TheWB.com and Johnson & Johnson Have a Winner in "The Lake"

By TV / Video Download Archives
Cover image for  article: TheWB.com and Johnson & Johnson Have a Winner in "The Lake"

TheWB.com’s latest original series, a teen drama titled The Lake, is hardly groundbreaking as scripted entertainment, but it is a very effective centerpiece in a grand platform for advertisers. At a time when traditional and experimental media are colliding and business models are in perilous play that makes it a win for all involved.

The basic story foundation here -- a group of pretty white kids suffering through their own teeny-something dramas -- is vintage WB, recalling more than one series from that late and much-lamented broadcast network. The young and beautiful are the children of four families that spend their summers in a glorious lakeside community, the perfect place to wallow in the kind of problems other folk only dream of dwelling on, especially during this economy.

For the kids it’s all about lust, longing, coping with change and finding new friends. Oh, and skin care. The Lake has a single sponsor: Johnson & Johnson’s Clean & Clear skin-care line for tweens and teens. These products could not be promoted in a better environment. Eye-catching banner and box ads for Clean & Clear appear above and below TheWB’s player, each inviting the viewer to click on it and download a coupon. A breezy fifteen-second spot for the product line appears at the start of and midway through each episode. The spot isn’t at all annoying except when viewed over and over again, as is the digital way.

Yes, a couple of the female characters are actually shown using Clean & Clear products during a couple of scenes, but the integration interruptus is extremely brief. It in fact feels organic, to use a tired phrase.

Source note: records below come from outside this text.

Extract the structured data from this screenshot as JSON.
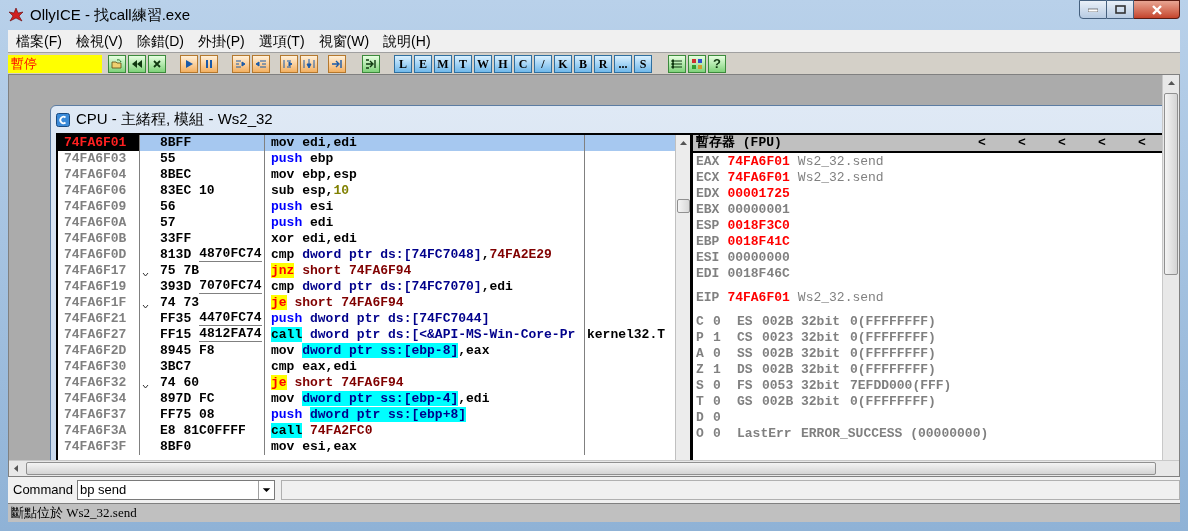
{
  "window": {
    "title": "OllyICE - 找call練習.exe"
  },
  "menu": [
    {
      "label": "檔案(F)"
    },
    {
      "label": "檢視(V)"
    },
    {
      "label": "除錯(D)"
    },
    {
      "label": "外掛(P)"
    },
    {
      "label": "選項(T)"
    },
    {
      "label": "視窗(W)"
    },
    {
      "label": "說明(H)"
    }
  ],
  "toolbar": {
    "status": "暫停",
    "letter_buttons": [
      "L",
      "E",
      "M",
      "T",
      "W",
      "H",
      "C",
      "/",
      "K",
      "B",
      "R",
      "...",
      "S"
    ],
    "help": "?"
  },
  "cpu_window": {
    "title": "CPU - 主緒程, 模組 - Ws2_32",
    "disassembly": [
      {
        "address": "74FA6F01",
        "selected": true,
        "jump": false,
        "hex": "8BFF",
        "code": [
          {
            "text": "mov edi,edi",
            "kind": "plain"
          }
        ]
      },
      {
        "address": "74FA6F03",
        "selected": false,
        "jump": false,
        "hex": "55",
        "code": [
          {
            "text": "push",
            "kind": "kw"
          },
          {
            "text": " ebp",
            "kind": "plain"
          }
        ]
      },
      {
        "address": "74FA6F04",
        "selected": false,
        "jump": false,
        "hex": "8BEC",
        "code": [
          {
            "text": "mov ebp,esp",
            "kind": "plain"
          }
        ]
      },
      {
        "address": "74FA6F06",
        "selected": false,
        "jump": false,
        "hex": "83EC 10",
        "code": [
          {
            "text": "sub esp,",
            "kind": "plain"
          },
          {
            "text": "10",
            "kind": "num"
          }
        ]
      },
      {
        "address": "74FA6F09",
        "selected": false,
        "jump": false,
        "hex": "56",
        "code": [
          {
            "text": "push",
            "kind": "kw"
          },
          {
            "text": " esi",
            "kind": "plain"
          }
        ]
      },
      {
        "address": "74FA6F0A",
        "selected": false,
        "jump": false,
        "hex": "57",
        "code": [
          {
            "text": "push",
            "kind": "kw"
          },
          {
            "text": " edi",
            "kind": "plain"
          }
        ]
      },
      {
        "address": "74FA6F0B",
        "selected": false,
        "jump": false,
        "hex": "33FF",
        "code": [
          {
            "text": "xor edi,edi",
            "kind": "plain"
          }
        ]
      },
      {
        "address": "74FA6F0D",
        "selected": false,
        "jump": false,
        "hex": "813D",
        "hex_operand": "4870FC74",
        "code": [
          {
            "text": "cmp ",
            "kind": "plain"
          },
          {
            "text": "dword ptr ds:[74FC7048]",
            "kind": "ptr"
          },
          {
            "text": ",",
            "kind": "plain"
          },
          {
            "text": "74FA2E29",
            "kind": "addr"
          }
        ]
      },
      {
        "address": "74FA6F17",
        "selected": false,
        "jump": true,
        "hex": "75 7B",
        "code": [
          {
            "text": "jnz",
            "kind": "jcc"
          },
          {
            "text": " short 74FA6F94",
            "kind": "addr"
          }
        ]
      },
      {
        "address": "74FA6F19",
        "selected": false,
        "jump": false,
        "hex": "393D",
        "hex_operand": "7070FC74",
        "code": [
          {
            "text": "cmp ",
            "kind": "plain"
          },
          {
            "text": "dword ptr ds:[74FC7070]",
            "kind": "ptr"
          },
          {
            "text": ",edi",
            "kind": "plain"
          }
        ]
      },
      {
        "address": "74FA6F1F",
        "selected": false,
        "jump": true,
        "hex": "74 73",
        "code": [
          {
            "text": "je",
            "kind": "jcc"
          },
          {
            "text": " short 74FA6F94",
            "kind": "addr"
          }
        ]
      },
      {
        "address": "74FA6F21",
        "selected": false,
        "jump": false,
        "hex": "FF35",
        "hex_operand": "4470FC74",
        "code": [
          {
            "text": "push",
            "kind": "kw"
          },
          {
            "text": " dword ptr ds:[74FC7044]",
            "kind": "ptr"
          }
        ]
      },
      {
        "address": "74FA6F27",
        "selected": false,
        "jump": false,
        "hex": "FF15",
        "hex_operand": "4812FA74",
        "code": [
          {
            "text": "call",
            "kind": "call"
          },
          {
            "text": " dword ptr ds:[<&API-MS-Win-Core-Pr",
            "kind": "ptr"
          }
        ],
        "comment": "kernel32.T"
      },
      {
        "address": "74FA6F2D",
        "selected": false,
        "jump": false,
        "hex": "8945 F8",
        "code": [
          {
            "text": "mov ",
            "kind": "plain"
          },
          {
            "text": "dword ptr ss:[ebp-8]",
            "kind": "mem"
          },
          {
            "text": ",eax",
            "kind": "plain"
          }
        ]
      },
      {
        "address": "74FA6F30",
        "selected": false,
        "jump": false,
        "hex": "3BC7",
        "code": [
          {
            "text": "cmp eax,edi",
            "kind": "plain"
          }
        ]
      },
      {
        "address": "74FA6F32",
        "selected": false,
        "jump": true,
        "hex": "74 60",
        "code": [
          {
            "text": "je",
            "kind": "jcc"
          },
          {
            "text": " short 74FA6F94",
            "kind": "addr"
          }
        ]
      },
      {
        "address": "74FA6F34",
        "selected": false,
        "jump": false,
        "hex": "897D FC",
        "code": [
          {
            "text": "mov ",
            "kind": "plain"
          },
          {
            "text": "dword ptr ss:[ebp-4]",
            "kind": "mem"
          },
          {
            "text": ",edi",
            "kind": "plain"
          }
        ]
      },
      {
        "address": "74FA6F37",
        "selected": false,
        "jump": false,
        "hex": "FF75 08",
        "code": [
          {
            "text": "push ",
            "kind": "kw"
          },
          {
            "text": "dword ptr ss:[ebp+8]",
            "kind": "mem"
          }
        ]
      },
      {
        "address": "74FA6F3A",
        "selected": false,
        "jump": false,
        "hex": "E8 81C0FFFF",
        "code": [
          {
            "text": "call",
            "kind": "call"
          },
          {
            "text": " 74FA2FC0",
            "kind": "addr"
          }
        ]
      },
      {
        "address": "74FA6F3F",
        "selected": false,
        "jump": false,
        "hex": "8BF0",
        "code": [
          {
            "text": "mov esi,eax",
            "kind": "plain"
          }
        ]
      }
    ],
    "registers": {
      "title": "暫存器 (FPU)",
      "nav_arrows": [
        "<",
        "<",
        "<",
        "<",
        "<"
      ],
      "general": [
        {
          "name": "EAX",
          "value": "74FA6F01",
          "changed": true,
          "comment": "Ws2_32.send"
        },
        {
          "name": "ECX",
          "value": "74FA6F01",
          "changed": true,
          "comment": "Ws2_32.send"
        },
        {
          "name": "EDX",
          "value": "00001725",
          "changed": true
        },
        {
          "name": "EBX",
          "value": "00000001",
          "changed": false
        },
        {
          "name": "ESP",
          "value": "0018F3C0",
          "changed": true
        },
        {
          "name": "EBP",
          "value": "0018F41C",
          "changed": true
        },
        {
          "name": "ESI",
          "value": "00000000",
          "changed": false
        },
        {
          "name": "EDI",
          "value": "0018F46C",
          "changed": false
        }
      ],
      "eip": {
        "name": "EIP",
        "value": "74FA6F01",
        "changed": true,
        "comment": "Ws2_32.send"
      },
      "flags": [
        {
          "kind": "segment",
          "flag": "C",
          "bit": "0",
          "segment": "ES",
          "selector": "002B",
          "width": "32bit",
          "base": "0(FFFFFFFF)"
        },
        {
          "kind": "segment",
          "flag": "P",
          "bit": "1",
          "segment": "CS",
          "selector": "0023",
          "width": "32bit",
          "base": "0(FFFFFFFF)"
        },
        {
          "kind": "segment",
          "flag": "A",
          "bit": "0",
          "segment": "SS",
          "selector": "002B",
          "width": "32bit",
          "base": "0(FFFFFFFF)"
        },
        {
          "kind": "segment",
          "flag": "Z",
          "bit": "1",
          "segment": "DS",
          "selector": "002B",
          "width": "32bit",
          "base": "0(FFFFFFFF)"
        },
        {
          "kind": "segment",
          "flag": "S",
          "bit": "0",
          "segment": "FS",
          "selector": "0053",
          "width": "32bit",
          "base": "7EFDD000(FFF)"
        },
        {
          "kind": "segment",
          "flag": "T",
          "bit": "0",
          "segment": "GS",
          "selector": "002B",
          "width": "32bit",
          "base": "0(FFFFFFFF)"
        },
        {
          "kind": "plain",
          "flag": "D",
          "bit": "0"
        },
        {
          "kind": "lasterr",
          "flag": "O",
          "bit": "0",
          "label": "LastErr",
          "error": "ERROR_SUCCESS (00000000)"
        }
      ]
    }
  },
  "command": {
    "label": "Command",
    "value": "bp send"
  },
  "status_bar": "斷點位於 Ws2_32.send"
}
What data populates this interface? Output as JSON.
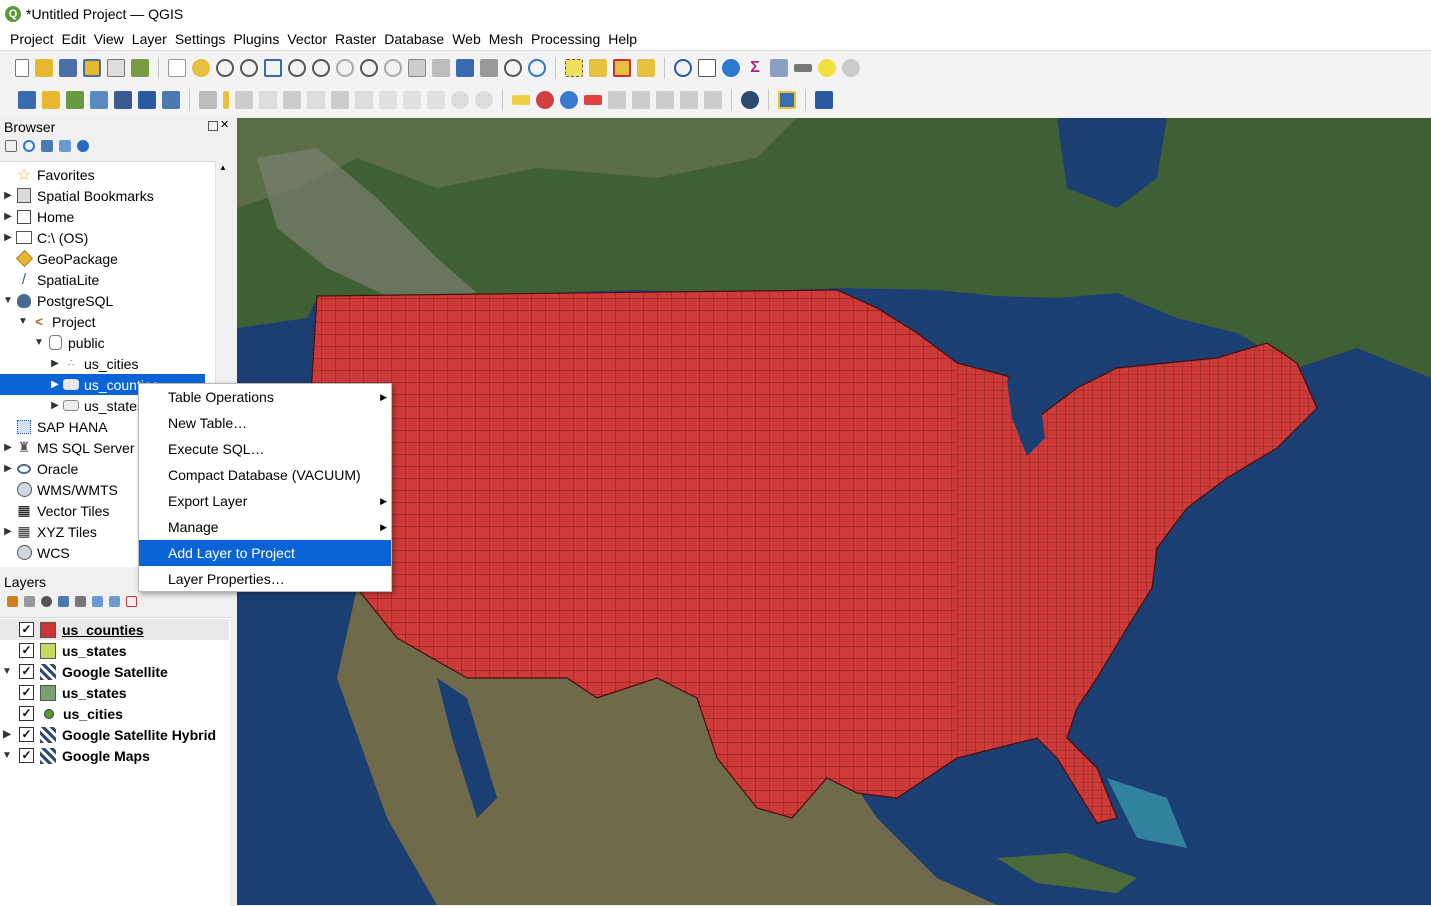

The real impetus that should drive girls (and maybe a few boys) from player to banner to coupon to store isn’t the content of the ads or the placement of the products. It’s the cumulative effect of watching several teenagers with perfect skin over and over and over again. (There isn’t a zit to be seen.) Want to look as good as one of them? Click on the banner above.

 
This is not to imply that The Lake is just some kind of extended advertisement or high-grade infomercial. It can stand alone as a solid if lightweight show. But, as presented on this platform, it is one-half of a perfect marriage of program and product presented in a way that viewers may very well respond to.
 
As for the production itself, the tale of The Lake is told in twelve segments custom made for the YouTube generation and ranging in length from approximately 7-12 minutes. Even without the recaps and brief credits that open each episode that adds up to approximately 90 minutes, the length of a typical made-for-broadcast or basic cable movie (which The Lake could be, in that it spans an entire summer and leaves only one significant plot thread unresolved at the end). Overall it is a remarkable achievement: It looks just as good as many broadcast movies and better than many basic cable flicks, yet was produced for a fraction of the cost. (Credit for that goes to the entire production team, especially director Jason Priestley.) At a press conference for this show during the recent Television Critics Association tour, executive producer Jordan Levin (the former Chief Executive Officer of the WB network and now the co-founder and CEO of the multi-media studio Generate) indicated that the budget for The Lake was way below half the cost of a single episode of an hour long broadcast drama series.
 
Interestingly, even though it is largely about teens that are hot for each other, The Lake is pretty tame when compared to broadcast or basic cable programming. In fact, there is more skin, sex and sex talk in the dramas on ABC Familythan there is here. Throughout all twelve episodes there is very little “naughty” language, no sex to speak of and a one-time nudity tease that reveals nothing at all. (Early in the series the teens swim naked. The girls toss their tops and the boys bare their bottoms but it all happens off screen or underwater.) Tellingly, there are several scenes in which underage kids are shown drinking. How strange that alcohol consumption is okay but full moons are off limits.
 
“We discussed [content issues] pretty openly with [TheWB.com] and we tried to maintain fairly traditional broadcast standards because we recognize that we are catering to, in large cases, a younger audience and we have a sponsor attached and we want to be responsible to that sponsor,” Levin told the TCA. “So we may have erred in some cases, being more conservative than many networks that cater to generally younger audiences.”
 
Indeed, that conservative approach might keep The Lake from building buzz and becoming a breakout hit, however that may be defined online. Given what the target audience for this program is already watching on basic cable and the Internet it would seem that, going forward, producers and advertisers alike are going to have to step up and add some adult elements to programs and platforms alike. Still, if The Lake works for Johnson & Johnson that will be a good thing. I’d like to see a second batch of episodes. (Would we call it a sophomore season or a sequel? Since it will run forever online, does it matter?) Meantime, I’d like to see what kinds of Internet programming other big-name producers and directors can deliver with the support of appropriate advertisers. TheWB.com has fashioned a terrific digital template on which others can build exciting models of their own.